The VonMises stress plot is shown in Figure 5.27. The structural response behaviour follows the same nature seen in the Load case for 90 degrees. The load is aligned with frame #11. The stress range in frame #11 is between 30 and 100 MPa. The higher stresses are concentrated in the “ring” structure that connects the pedestal to the internal structure (3980 mm above the main deck, in the girder at 2000mm above the main deck and in the connection between frame #11 and the deckhouse top, with values up to 100/150 MPa. This can be seen in Figure 5.28.
The deflected shape of the structure is shown in Figure 5.29 and Figure 5.30.
The VonMises stress plot is shown in Figure 5.31. Like in the previous case the “ring” structure that connects the pedestal to the internal structure is under higher stresses (Figure 5.32).
5.3.2.Buckling Check
The buckling check was made based on DNV-RP-201 (Ref.5). For this check, two types of panels were selected: girder panel (plate and girder) and simple panel (plate only).
Based on the analysis made on the previous subsection the 180deg load case was selected for this code check. From all the considered load cases this is the one who causes more stress in the internal structure.
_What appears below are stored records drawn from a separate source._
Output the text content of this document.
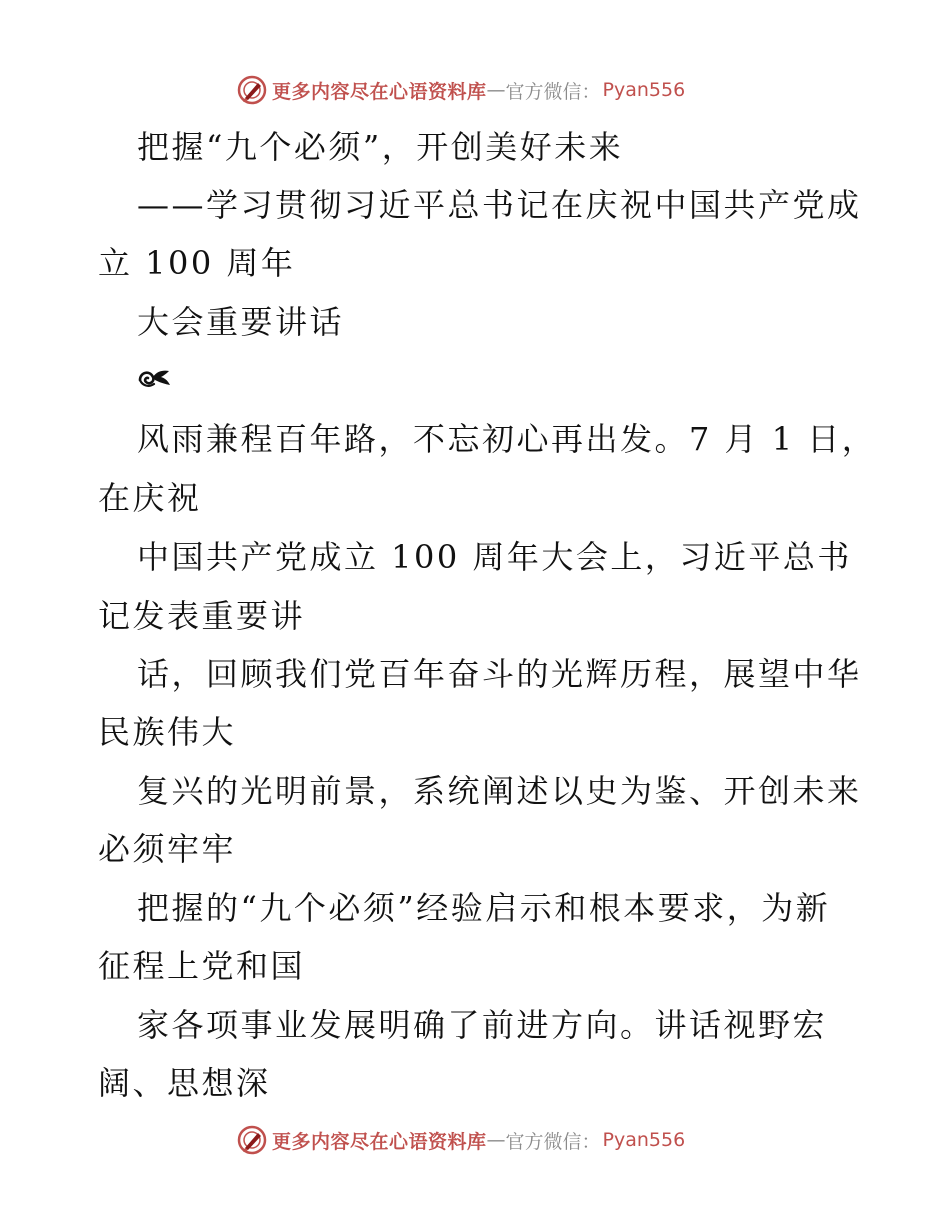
更多内容尽在心语资料库 — 官方微信： Pyan556
把握“九个必须”，开创美好未来
——学习贯彻习近平总书记在庆祝中国共产党成
立 100 周年
大会重要讲话
风雨兼程百年路，不忘初心再出发。7 月 1 日，
在庆祝
中国共产党成立 100 周年大会上，习近平总书
记发表重要讲
话，回顾我们党百年奋斗的光辉历程，展望中华
民族伟大
复兴的光明前景，系统阐述以史为鉴、开创未来
必须牢牢
把握的“九个必须”经验启示和根本要求，为新
征程上党和国
家各项事业发展明确了前进方向。讲话视野宏
阔、思想深
更多内容尽在心语资料库 — 官方微信： Pyan556
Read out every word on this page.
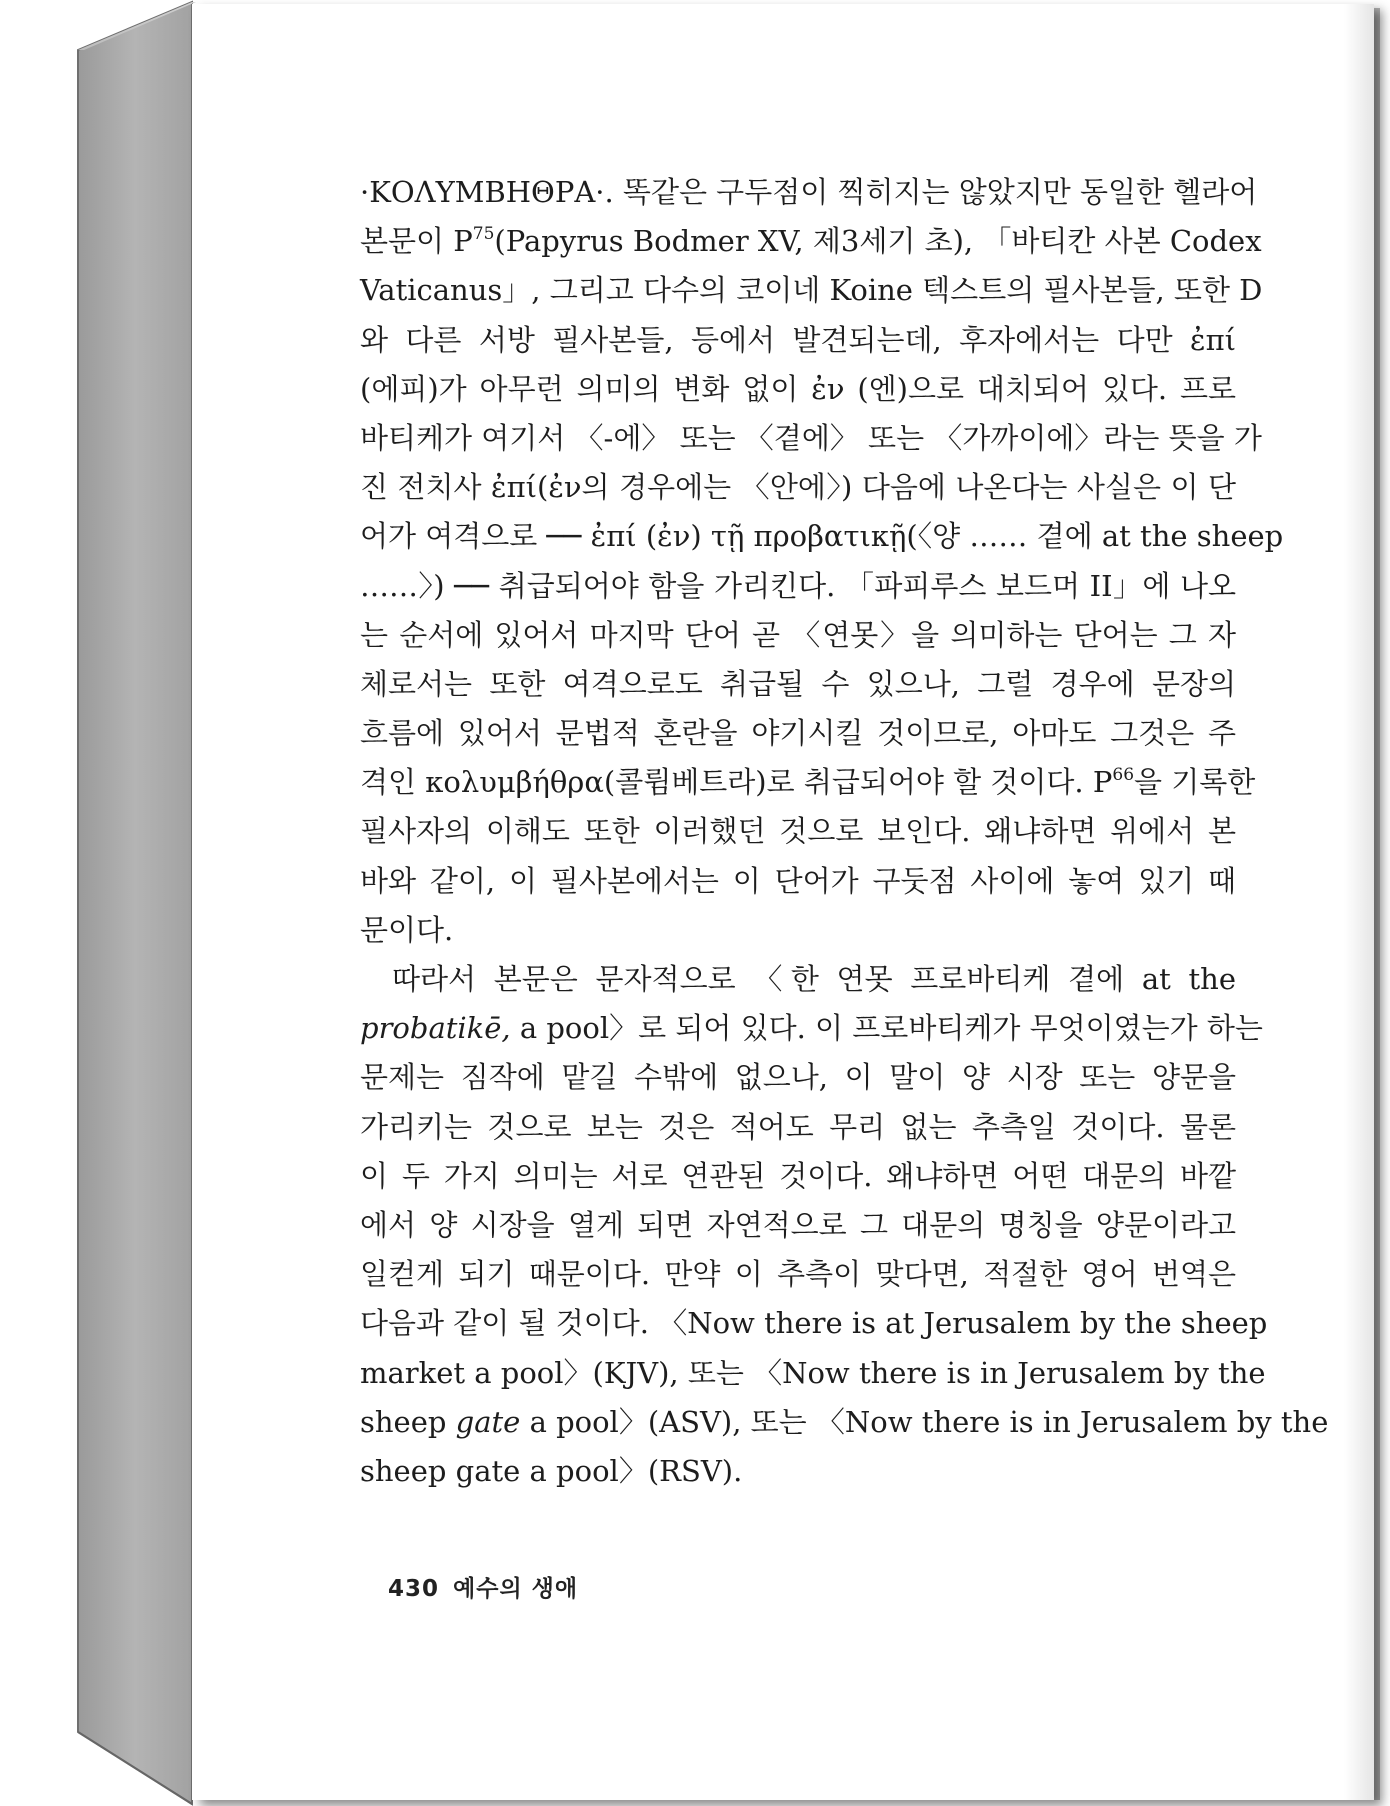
·ΚΟΛΥΜΒΗΘΡΑ·. 똑같은 구두점이 찍히지는 않았지만 동일한 헬라어
본문이 $P^{75}(Papyrus$ Bodmer XV, 제3세기 초), 「바티칸 사본 Codex
Vaticanus」, 그리고 다수의 코이네 Koine 텍스트의 필사본들, 또한 D
와 다른 서방 필사본들, 등에서 발견되는데, 후자에서는 다만 ἐπί
(에피)가 아무런 의미의 변화 없이 ἐν (엔)으로 대치되어 있다. 프로
바티케가 여기서 〈-에〉 또는 〈곁에〉 또는 〈가까이에〉라는 뜻을 가
진 전치사 ἐπί(ἐν의 경우에는 〈안에〉) 다음에 나온다는 사실은 이 단
어가 여격으로 ── ἐπί (ἐν) τῇ προβατικῇ(〈양 …… 곁에 at the sheep
……〉) ── 취급되어야 함을 가리킨다. 「파피루스 보드머 II」에 나오
는 순서에 있어서 마지막 단어 곧 〈연못〉을 의미하는 단어는 그 자
체로서는 또한 여격으로도 취급될 수 있으나, 그럴 경우에 문장의
흐름에 있어서 문법적 혼란을 야기시킬 것이므로, 아마도 그것은 주
격인 κολυμβήθρα(콜륌베트라)로 취급되어야 할 것이다. $P^{66}$을 기록한
필사자의 이해도 또한 이러했던 것으로 보인다. 왜냐하면 위에서 본
바와 같이, 이 필사본에서는 이 단어가 구둣점 사이에 놓여 있기 때
문이다.
따라서 본문은 문자적으로 〈한 연못 프로바티케 곁에 at the
probatikē, a pool〉로 되어 있다. 이 프로바티케가 무엇이였는가 하는
문제는 짐작에 맡길 수밖에 없으나, 이 말이 양 시장 또는 양문을
가리키는 것으로 보는 것은 적어도 무리 없는 추측일 것이다. 물론
이 두 가지 의미는 서로 연관된 것이다. 왜냐하면 어떤 대문의 바깥
에서 양 시장을 열게 되면 자연적으로 그 대문의 명칭을 양문이라고
일컫게 되기 때문이다. 만약 이 추측이 맞다면, 적절한 영어 번역은
다음과 같이 될 것이다. 〈Now there is at Jerusalem by the sheep
market a pool〉(KJV), 또는 〈Now there is in Jerusalem by the
sheep gate a pool〉(ASV), 또는 〈Now there is in Jerusalem by the
sheep gate a pool〉(RSV).
430 예수의 생애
Two girder panels and one simple panel were selected for this check, which is located at the longitudinal 7140 FCL. Figure 5.33 shows the three panels. The plate associated with the girder panel has the following dimensions: 2588x1850mm for Girder Panel 1 and 2035x1850mm for Girder Panel 2. The simple panel is a 2615x2033mm plate. All thicknesses are according to Ref.3.
The three panels were checked with the Ref.5 to see the maximum stresses (Sigxx and Sigyy) that would cause buckling (see Annex A). Table 5.2 lists the stresses obtained.
Panel | Sigxx [MPa] | Sigyy [MPa] |
---|---|---|
Panel Girder 1 | 100 | 80 |
Panel Girder 2 | 90 | 90 |
Simple Panel | 50 | 45 |
Figures 5.34, 5.35, 5.36, 5.37, 5.38 and 5.39 show the stresses for the same three panels obtained by the finite element model. The stresses magnitudes are well below the stresses listed in Table 5.2, meaning that these panels will not suffer buckling effects.
The crane foundation and surrounding structure as designed and analyzed meet the acceptance criteria. A total of eight load cases were applied and for all of them the structure remains predominantly elastic except in very localized regions, namely: around openings, in the connections between the horizontal girder (at 2000 mm above Main Deck) and the crane pedestal and between the “ring” structure (3890 mm above Main Deck) and the crane pedestal.
The localized high stresses around openings can be justified by the geometrical simplifications made in the model.
Regarding the horizontal girder and the ring structure (located at 2000 mm and 3890 mm above the main deck, respectively) it’s recommended that the detail design is revised for a more smooth transition in the connection with the crane pedestal.